Vidas Ejemplares

Los asesinos seriales también necesitan amor

Hasta hace unas semanas, Todd Christopher Kohlhepp, de 45 años, era un entusiasta usuario de Facebook. Visitaba asiduamente las páginas de sus “amigos” y no era extraño que respondiera algunos post.

Por ejemplo, el 19 de abril pasado replicó unas líneas que leyó: “(La gente necesita), para comenzar, apreciar el esfuerzo que pongo para no ser un asesino en serie”. A lo que Kohlhepp señaló: “¿Por qué? Los asesinos seriales también necesitan amor”.

Kohlhepp al parecer sabía de lo que escribía. El 31 de agosto de este año, Kala Brown, de 30 años, y su novio Charlie Carver fueron reportados como desaparecidos en el condado Spartanburg, en Carolina del Sur, Estados Unidos.

Una línea de investigación condujo a la policía hasta el domicilio de Kohlhepp, donde, mientras los agentes realizaban la inspección, escucharon ruidos en el interior de un contenedor metálico de 4.5 por 9 metros. Al abrir la caja, los uniformados encontraron a Kala Brown, quien estaba “encadenada como un perro”, explicó en conferencia de prensa Chuck Wright, jefe de policía del condado.

Wright, asimismo, señaló que la señorita Brown declaró que el día en que ella y su novio fueron secuestrados, Kohlhepp asesinó a tiros a Charlie Carver. La autoridad judicial añadió que en el terreno del sospechoso, de 95 acres, hay al menos tres tumbas clandestinas en las que se especula está el cuerpo de Carver y los de dos mujeres más.

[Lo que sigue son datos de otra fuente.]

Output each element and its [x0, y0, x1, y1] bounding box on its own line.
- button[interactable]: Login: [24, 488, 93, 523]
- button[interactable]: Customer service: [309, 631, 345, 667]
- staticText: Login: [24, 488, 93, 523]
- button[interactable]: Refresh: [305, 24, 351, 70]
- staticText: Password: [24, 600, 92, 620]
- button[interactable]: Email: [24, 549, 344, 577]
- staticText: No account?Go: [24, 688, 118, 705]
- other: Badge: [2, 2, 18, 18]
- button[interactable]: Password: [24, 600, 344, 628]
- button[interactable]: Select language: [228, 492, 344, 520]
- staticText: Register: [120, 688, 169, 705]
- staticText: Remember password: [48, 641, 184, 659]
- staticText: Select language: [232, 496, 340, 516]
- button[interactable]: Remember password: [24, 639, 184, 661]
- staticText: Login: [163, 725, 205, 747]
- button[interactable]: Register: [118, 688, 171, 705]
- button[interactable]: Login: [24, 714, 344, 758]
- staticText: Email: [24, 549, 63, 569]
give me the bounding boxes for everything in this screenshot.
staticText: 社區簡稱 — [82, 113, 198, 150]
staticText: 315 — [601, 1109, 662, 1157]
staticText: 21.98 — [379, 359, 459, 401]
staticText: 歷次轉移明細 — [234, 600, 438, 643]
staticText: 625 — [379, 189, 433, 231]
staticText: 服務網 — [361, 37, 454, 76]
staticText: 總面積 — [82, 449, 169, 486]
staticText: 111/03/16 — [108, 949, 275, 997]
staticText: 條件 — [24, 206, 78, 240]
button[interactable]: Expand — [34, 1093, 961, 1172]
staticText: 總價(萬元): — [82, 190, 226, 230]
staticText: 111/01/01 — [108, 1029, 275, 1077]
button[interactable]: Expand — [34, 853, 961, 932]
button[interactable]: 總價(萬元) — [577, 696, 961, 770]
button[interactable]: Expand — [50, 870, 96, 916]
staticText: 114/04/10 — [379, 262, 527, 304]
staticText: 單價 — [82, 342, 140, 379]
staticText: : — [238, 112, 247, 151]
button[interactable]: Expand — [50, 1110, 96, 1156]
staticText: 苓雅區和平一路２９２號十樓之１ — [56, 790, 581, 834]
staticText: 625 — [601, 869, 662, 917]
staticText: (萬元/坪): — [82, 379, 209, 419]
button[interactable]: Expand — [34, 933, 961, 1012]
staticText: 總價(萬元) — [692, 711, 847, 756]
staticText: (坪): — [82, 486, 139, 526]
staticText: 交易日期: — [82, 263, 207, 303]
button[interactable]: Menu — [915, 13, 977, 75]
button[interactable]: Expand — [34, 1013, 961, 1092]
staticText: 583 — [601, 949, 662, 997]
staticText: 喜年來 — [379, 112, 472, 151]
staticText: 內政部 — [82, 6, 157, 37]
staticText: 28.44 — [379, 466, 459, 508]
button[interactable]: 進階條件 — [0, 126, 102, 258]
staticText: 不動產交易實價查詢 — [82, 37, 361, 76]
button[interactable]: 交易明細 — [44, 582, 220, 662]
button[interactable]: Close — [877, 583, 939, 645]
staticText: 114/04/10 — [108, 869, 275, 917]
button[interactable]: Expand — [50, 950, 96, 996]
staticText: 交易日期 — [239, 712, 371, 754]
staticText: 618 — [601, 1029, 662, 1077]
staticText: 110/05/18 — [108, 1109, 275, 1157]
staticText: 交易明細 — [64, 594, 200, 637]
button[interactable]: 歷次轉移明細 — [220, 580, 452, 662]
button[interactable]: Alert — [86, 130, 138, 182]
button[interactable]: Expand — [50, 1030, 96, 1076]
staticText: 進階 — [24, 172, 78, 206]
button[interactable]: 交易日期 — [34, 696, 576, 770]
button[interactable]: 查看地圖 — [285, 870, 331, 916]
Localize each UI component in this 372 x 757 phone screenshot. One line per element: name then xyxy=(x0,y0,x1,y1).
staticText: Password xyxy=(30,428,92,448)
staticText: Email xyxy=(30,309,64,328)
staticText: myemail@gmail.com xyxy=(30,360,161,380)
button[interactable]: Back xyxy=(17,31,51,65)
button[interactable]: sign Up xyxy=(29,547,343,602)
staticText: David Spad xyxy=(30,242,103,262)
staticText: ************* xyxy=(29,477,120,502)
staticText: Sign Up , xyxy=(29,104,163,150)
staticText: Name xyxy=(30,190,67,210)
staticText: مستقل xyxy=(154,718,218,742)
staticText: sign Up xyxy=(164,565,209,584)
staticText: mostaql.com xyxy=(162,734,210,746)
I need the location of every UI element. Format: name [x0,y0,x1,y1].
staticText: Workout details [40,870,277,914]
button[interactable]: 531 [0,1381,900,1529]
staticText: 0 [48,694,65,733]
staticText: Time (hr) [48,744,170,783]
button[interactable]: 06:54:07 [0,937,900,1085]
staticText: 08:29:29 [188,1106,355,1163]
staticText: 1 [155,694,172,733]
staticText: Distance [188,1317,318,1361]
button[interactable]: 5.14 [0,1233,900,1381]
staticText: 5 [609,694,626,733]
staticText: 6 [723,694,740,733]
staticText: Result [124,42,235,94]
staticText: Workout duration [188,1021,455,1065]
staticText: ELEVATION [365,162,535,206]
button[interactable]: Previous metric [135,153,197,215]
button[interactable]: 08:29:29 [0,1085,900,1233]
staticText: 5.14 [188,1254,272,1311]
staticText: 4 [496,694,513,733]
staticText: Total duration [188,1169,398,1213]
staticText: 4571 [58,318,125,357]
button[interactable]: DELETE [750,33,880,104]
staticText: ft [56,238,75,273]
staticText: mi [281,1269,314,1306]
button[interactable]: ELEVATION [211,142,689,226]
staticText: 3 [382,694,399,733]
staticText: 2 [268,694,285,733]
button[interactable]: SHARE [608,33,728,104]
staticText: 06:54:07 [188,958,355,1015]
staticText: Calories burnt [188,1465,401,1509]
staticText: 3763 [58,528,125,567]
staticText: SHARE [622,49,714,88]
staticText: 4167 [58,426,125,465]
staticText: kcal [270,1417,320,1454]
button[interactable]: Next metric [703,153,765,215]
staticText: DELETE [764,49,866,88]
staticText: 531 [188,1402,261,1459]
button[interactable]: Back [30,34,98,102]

Con la detención de Kohlhepp también se resolvió una matanza ocurrida en noviembre de 2003, llamada La Masacre de Superbike Motorsports, en la que el ahora sospechoso, insatisfecho por el servicio que le brindaron los trabajadores de esa tienda, decidió acribillar a cuatro de ellos.

Cuando la prensa preguntó a Wright si los investigadores tenían entre sus manos a un asesino serial, la autoridad respondió: “Parece ser que eso es lo que estamos mirando”.

Con la captura de Kohlhepp se abrieron varias líneas de investigación, entre ellas la búsqueda en los registros de personas reportadas como desaparecidas, pues existen sospechas de que los homicidios pueden ser más de los siete que confesó el individuo.

Los antecedentes penales de Kohlhepp sustentan la especulación policiaca. A los 15 años fue detenido por violar a una vecina adolescente, a la que amenazó con una pistola. En 2001 fue liberado de la prisión en Arizona, tras cumplir una condena por violar a una adolescente de 14 años.

Uno de los registros de detención señala a Kohlhepp como “impulsivo, explosivo y muy interesado por los temas sexuales desde los nueve años”.

La revisión de la propiedad del sospechoso arrojó la incautación de una gran cantidad de munición, varias pistolas de 9mm, armas de asalto y cadenas de diversas longitudes.

Después de secuestrar a los novios Kala Brown y Charlie Carver, el criminal aumentó la actividad en su cuenta de Facebook. Si antes de esa fecha su página de la red social le servía para ofertar maquinaria o servicios, después del rapto su actividad se centró sobre todo en publicar sus sentimientos y reflexiones acerca de la vida.

Asimismo, a Kohlhepp le dio tiempo de hackear la página de Facebook de Carver, subiendo imágenes y textos para aparentar que el hombre estaba vivo y bien, aclarando, incluso, en un mensaje, que se había casado con Kala Brown.

El último mensaje que recibió la familia de Carver fue uno de texto en su móvil. Decía simplemente: “Estoy bien”. Para entonces, Carver llevaba varias semanas de muerto.